A plain reading of the decisions in Buffalo and University of North Carolina reveals that they rest solely upon the public policy behind the then paragraph 1530 of the Tariff Act of 1922. As the court stated in Buffalo, 15 Ct.Cust.Appls. at 4:
Paragraph 1530 obviously was intended to extend the benefits and advantages of free entry to goods intended, inter alia, for educational purposes. In so doing, the Congress had in mind the public welfare. It is our duty to give this paragraph a liberal construction in order to further that purpose. * * *
These cases are clearly distinguishable from the present case for several reasons: First, in both the cited cases, the goods were imported by an institution incorporated solely for educational purposes, and the goods were imported only for the use of the institution. In the present case, by contrast, the merchandise was imported specifically for sales purposes and was not used solely for educational purposes.

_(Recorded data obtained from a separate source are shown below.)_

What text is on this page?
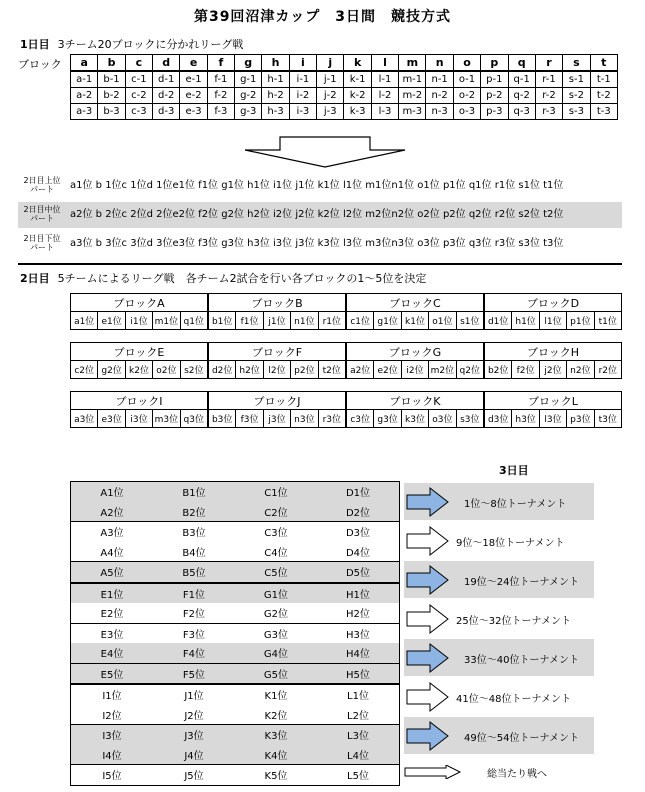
第39回沼津カップ　3日間　競技方式
1日目 3チーム20ブロックに分かれリーグ戦
ブロック a	b	c	d	e	f	g	h	i	j	k	l	m	n	o	p	q	r	s	t
a-1	b-1	c-1	d-1	e-1	f-1	g-1	h-1	i-1	j-1	k-1	l-1	m-1	n-1	o-1	p-1	q-1	r-1	s-1	t-1
a-2	b-2	c-2	d-2	e-2	f-2	g-2	h-2	i-2	j-2	k-2	l-2	m-2	n-2	o-2	p-2	q-2	r-2	s-2	t-2
a-3	b-3	c-3	d-3	e-3	f-3	g-3	h-3	i-3	j-3	k-3	l-3	m-3	n-3	o-3	p-3	q-3	r-3	s-3	t-3
2日目上位
パート	a1位 b 1位c 1位d 1位e1位 f1位 g1位 h1位 i1位 j1位 k1位 l1位 m1位n1位 o1位 p1位 q1位 r1位 s1位 t1位
2日目中位
パート	a2位 b 2位c 2位d 2位e2位 f2位 g2位 h2位 i2位 j2位 k2位 l2位 m2位n2位 o2位 p2位 q2位 r2位 s2位 t2位
2日目下位
パート	a3位 b 3位c 3位d 3位e3位 f3位 g3位 h3位 i3位 j3位 k3位 l3位 m3位n3位 o3位 p3位 q3位 r3位 s3位 t3位
2日目 5チームによるリーグ戦　各チーム2試合を行い各ブロックの1～5位を決定
ブロックA
a1位	e1位	i1位	m1位	q1位
ブロックB
b1位	f1位	j1位	n1位	r1位
ブロックC
c1位	g1位	k1位	o1位	s1位
ブロックD
d1位	h1位	l1位	p1位	t1位
ブロックE
c2位	g2位	k2位	o2位	s2位
ブロックF
d2位	h2位	l2位	p2位	t2位
ブロックG
a2位	e2位	i2位	m2位	q2位
ブロックH
b2位	f2位	j2位	n2位	r2位
ブロックI
a3位	e3位	i3位	m3位	q3位
ブロックJ
b3位	f3位	j3位	n3位	r3位
ブロックK
c3位	g3位	k3位	o3位	s3位
ブロックL
d3位	h3位	l3位	p3位	t3位
3日目
A1位	B1位	C1位	D1位
A2位	B2位	C2位	D2位
A3位	B3位	C3位	D3位
A4位	B4位	C4位	D4位
A5位	B5位	C5位	D5位
E1位	F1位	G1位	H1位
E2位	F2位	G2位	H2位
E3位	F3位	G3位	H3位
E4位	F4位	G4位	H4位
E5位	F5位	G5位	H5位
I1位	J1位	K1位	L1位
I2位	J2位	K2位	L2位
I3位	J3位	K3位	L3位
I4位	J4位	K4位	L4位
I5位	J5位	K5位	L5位
1位～8位トーナメント
9位～18位トーナメント
19位～24位トーナメント
25位～32位トーナメント
33位～40位トーナメント
41位～48位トーナメント
49位～54位トーナメント
総当たり戦へ
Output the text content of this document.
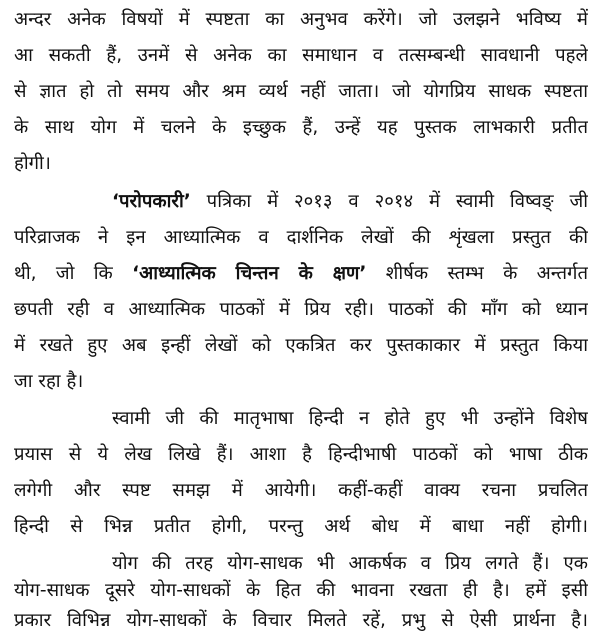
अन्दर अनेक विषयों में स्पष्टता का अनुभव करेंगे। जो उलझने भविष्य में
आ सकती हैं, उनमें से अनेक का समाधान व तत्सम्बन्धी सावधानी पहले
से ज्ञात हो तो समय और श्रम व्यर्थ नहीं जाता। जो योगप्रिय साधक स्पष्टता
के साथ योग में चलने के इच्छुक हैं, उन्हें यह पुस्तक लाभकारी प्रतीत
होगी।
‘परोपकारी’ पत्रिका में २०१३ व २०१४ में स्वामी विष्वङ् जी
परिव्राजक ने इन आध्यात्मिक व दार्शनिक लेखों की शृंखला प्रस्तुत की
थी, जो कि ‘आध्यात्मिक चिन्तन के क्षण’ शीर्षक स्तम्भ के अन्तर्गत
छपती रही व आध्यात्मिक पाठकों में प्रिय रही। पाठकों की माँग को ध्यान
में रखते हुए अब इन्हीं लेखों को एकत्रित कर पुस्तकाकार में प्रस्तुत किया
जा रहा है।
स्वामी जी की मातृभाषा हिन्दी न होते हुए भी उन्होंने विशेष
प्रयास से ये लेख लिखे हैं। आशा है हिन्दीभाषी पाठकों को भाषा ठीक
लगेगी और स्पष्ट समझ में आयेगी। कहीं-कहीं वाक्य रचना प्रचलित
हिन्दी से भिन्न प्रतीत होगी, परन्तु अर्थ बोध में बाधा नहीं होगी।
योग की तरह योग-साधक भी आकर्षक व प्रिय लगते हैं। एक
योग-साधक दूसरे योग-साधकों के हित की भावना रखता ही है। हमें इसी
प्रकार विभिन्न योग-साधकों के विचार मिलते रहें, प्रभु से ऐसी प्रार्थना है।
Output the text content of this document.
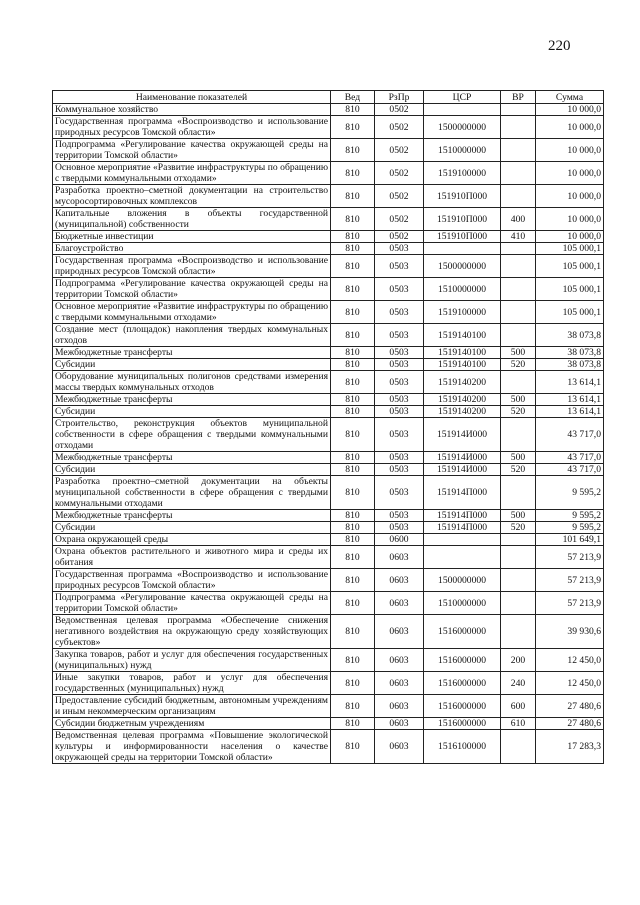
220
Наименование показателей	Вед	РзПр	ЦСР	ВР	Сумма
Коммунальное хозяйство	810	0502			10 000,0
Государственная программа «Воспроизводство и использование природных ресурсов Томской области»	810	0502	1500000000		10 000,0
Подпрограмма «Регулирование качества окружающей среды на территории Томской области»	810	0502	1510000000		10 000,0
Основное мероприятие «Развитие инфраструктуры по обращению с твердыми коммунальными отходами»	810	0502	1519100000		10 000,0
Разработка проектно–сметной документации на строительство мусоросортировочных комплексов	810	0502	151910П000		10 000,0
Капитальные вложения в объекты государственной (муниципальной) собственности	810	0502	151910П000	400	10 000,0
Бюджетные инвестиции	810	0502	151910П000	410	10 000,0
Благоустройство	810	0503			105 000,1
Государственная программа «Воспроизводство и использование природных ресурсов Томской области»	810	0503	1500000000		105 000,1
Подпрограмма «Регулирование качества окружающей среды на территории Томской области»	810	0503	1510000000		105 000,1
Основное мероприятие «Развитие инфраструктуры по обращению с твердыми коммунальными отходами»	810	0503	1519100000		105 000,1
Создание мест (площадок) накопления твердых коммунальных отходов	810	0503	1519140100		38 073,8
Межбюджетные трансферты	810	0503	1519140100	500	38 073,8
Субсидии	810	0503	1519140100	520	38 073,8
Оборудование муниципальных полигонов средствами измерения массы твердых коммунальных отходов	810	0503	1519140200		13 614,1
Межбюджетные трансферты	810	0503	1519140200	500	13 614,1
Субсидии	810	0503	1519140200	520	13 614,1
Строительство, реконструкция объектов муниципальной собственности в сфере обращения с твердыми коммунальными отходами	810	0503	151914И000		43 717,0
Межбюджетные трансферты	810	0503	151914И000	500	43 717,0
Субсидии	810	0503	151914И000	520	43 717,0
Разработка проектно–сметной документации на объекты муниципальной собственности в сфере обращения с твердыми коммунальными отходами	810	0503	151914П000		9 595,2
Межбюджетные трансферты	810	0503	151914П000	500	9 595,2
Субсидии	810	0503	151914П000	520	9 595,2
Охрана окружающей среды	810	0600			101 649,1
Охрана объектов растительного и животного мира и среды их обитания	810	0603			57 213,9
Государственная программа «Воспроизводство и использование природных ресурсов Томской области»	810	0603	1500000000		57 213,9
Подпрограмма «Регулирование качества окружающей среды на территории Томской области»	810	0603	1510000000		57 213,9
Ведомственная целевая программа «Обеспечение снижения негативного воздействия на окружающую среду хозяйствующих субъектов»	810	0603	1516000000		39 930,6
Закупка товаров, работ и услуг для обеспечения государственных (муниципальных) нужд	810	0603	1516000000	200	12 450,0
Иные закупки товаров, работ и услуг для обеспечения государственных (муниципальных) нужд	810	0603	1516000000	240	12 450,0
Предоставление субсидий бюджетным, автономным учреждениям и иным некоммерческим организациям	810	0603	1516000000	600	27 480,6
Субсидии бюджетным учреждениям	810	0603	1516000000	610	27 480,6
Ведомственная целевая программа «Повышение экологической культуры и информированности населения о качестве окружающей среды на территории Томской области»	810	0603	1516100000		17 283,3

Thus, the public policy considerations applicable in the cited cases are entirely inapplicable here. Second, at the time both cited cases were decided there were no specific provisions for models such as contained in item 737.15, and neither case involved competing provisions for models and charts.
For all the foregoing reasons, plaintiff’s claim is overruled and judgment will be entered dismissing the action.